Tuesday, 22 June 2010

Another survey on employee retention. Another load of nonsense.

Like all of you, my e-mail inbox is regularly filled with the 21st Century equivalent of advertisements for snake oil.

Personally, I'm not in the habit of sending off for miraculous herbal medicines, teeth whitening compounds or guaranteed weight loss treatments. Nor am I generally inclined to provide my personal banking details to charming gentleman from Nigeria who (for some unfathomable reason) wishes to deposit large sums of money into my account.

I tend to regard these too-good-to-be true offers with a healthy dose of scepticism and suspicion.

But I am becoming convinced that many of my colleagues in HR must be taken in by such incredible offers if recent news items are anything to go by.

The particular item that has led me to this conclusion is the widely circulated report that apparently 59% of British employees are seriously considering leaving their current job.
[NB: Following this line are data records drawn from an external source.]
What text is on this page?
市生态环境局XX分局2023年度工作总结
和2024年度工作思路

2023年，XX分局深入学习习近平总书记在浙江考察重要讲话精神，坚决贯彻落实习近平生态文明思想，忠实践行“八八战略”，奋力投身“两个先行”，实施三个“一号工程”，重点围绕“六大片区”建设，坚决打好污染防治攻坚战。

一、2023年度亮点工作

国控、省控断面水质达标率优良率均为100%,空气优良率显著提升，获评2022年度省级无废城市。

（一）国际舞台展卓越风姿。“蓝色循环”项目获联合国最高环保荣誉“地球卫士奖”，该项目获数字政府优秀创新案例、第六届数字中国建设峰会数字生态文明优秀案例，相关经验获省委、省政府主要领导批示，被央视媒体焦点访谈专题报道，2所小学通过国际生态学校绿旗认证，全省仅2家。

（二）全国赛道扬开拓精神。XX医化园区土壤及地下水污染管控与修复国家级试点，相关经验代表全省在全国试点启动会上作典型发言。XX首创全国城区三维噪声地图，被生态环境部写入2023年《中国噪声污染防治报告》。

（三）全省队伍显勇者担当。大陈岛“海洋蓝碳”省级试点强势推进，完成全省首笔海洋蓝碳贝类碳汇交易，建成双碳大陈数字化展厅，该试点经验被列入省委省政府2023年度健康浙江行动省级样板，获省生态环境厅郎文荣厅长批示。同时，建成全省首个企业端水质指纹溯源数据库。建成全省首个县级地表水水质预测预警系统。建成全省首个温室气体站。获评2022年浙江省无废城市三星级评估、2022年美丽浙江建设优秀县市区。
Hay Group: Employee engagement and enablement critical as companies face mass employee exodus in 2010

Readers of HR Case Studies will (of course!) be aware that a similar survey in January of this year indicated that a mere 33% of employees were dreaming of pastures new. Why the figure has almost doubled in six months isn't addressed in the Hay report, but then cross-referencing against earlier surveys isn't a regular feature of such pseudo-sociological studies, is it!

HR Case Studies: Bumper year ahead for HR Professionals and Recruiters

To save readers the trouble of recalculating the impact of the Hay survey (should the the highly unlikely predictions prove to be correct), here's what we all have to look forward to:

According to the International Labour Organisation, the general level of employment in the UK amounts to 29,475,000 individuals aged 16 and over.

That therefore means that if 59% of this population moves jobs, 17,390,250 individuals will be on the move in the second half of 2010.

Assuming that the mass exodus only starts on July 1st, that means that this year 95,289 posts will need filling each and every day (with a corresponding number of exit interviews and inductions). Cancel the holiday, HR Managers!

That's 476,445 “Sorry you’re leaving” and "Good luck in your new job” greetings cards cards to be sent each week. (Note to self: must buy shares in Clinton's Cards)

Even continuing to assume that each departing employee receives the stingiest of leaving presents (a Parker Jotter Ball Pen (stainless steel with chrome plated trim, priced £3.49)) this still amounts to a boost of £60,691,972 to the economy.

Perhaps the new UK coalition government have missed a trick here in not increasing tax on beer, as if each departing employee invites 10 colleagues for a swift pint at the local pub to mark their departure, that’s 173,902,500 pints of beer to be commemoratively swilled away. At an average price of £2.60 per pint, that’s a staggering £452,146,500.

We all need to feel the deepest sympathy for the growing community of cyber-recruiters. Assuming a miserly 20 applications for each vacancy that needs filling, that’s still 347,805,000 CVs to sift during the course of the year. Sorry candidates: if you think the service you get from recruitment consultants is rubbish now, just wait until the pace heats up!

Clearly all the above is an entire fiction, dreamed up in the over-fertile imagination of a marketing consultant in a company that would love such a forecast to become reality.

Wouldn't it be wonderful if, when the responses to such a survey were analysed, the commissioning organisation took off the rose tinted spectacles, furrowed the brow and expressed a degree of disbelief in the results?

Perhaps it would be too optimistic to expect them to accept that the survey had been so poorly constructed that the results were utterly worthless.

But no, the silly questions were asked, the silly responses given, so the silly report needs to be unleashed on a credulous population.

So, my dear HR colleagues, can I make a plea for a modicum of restraint before passing on such "interesting" but nevertheless pointless examples of essentially advertising copy?

If such restraint eludes you, just send me details of your bank account, and in return I'll forward you a packet of my patent restraint-increasing tablets. Any similarity to Trebor Mints is purely coincidental.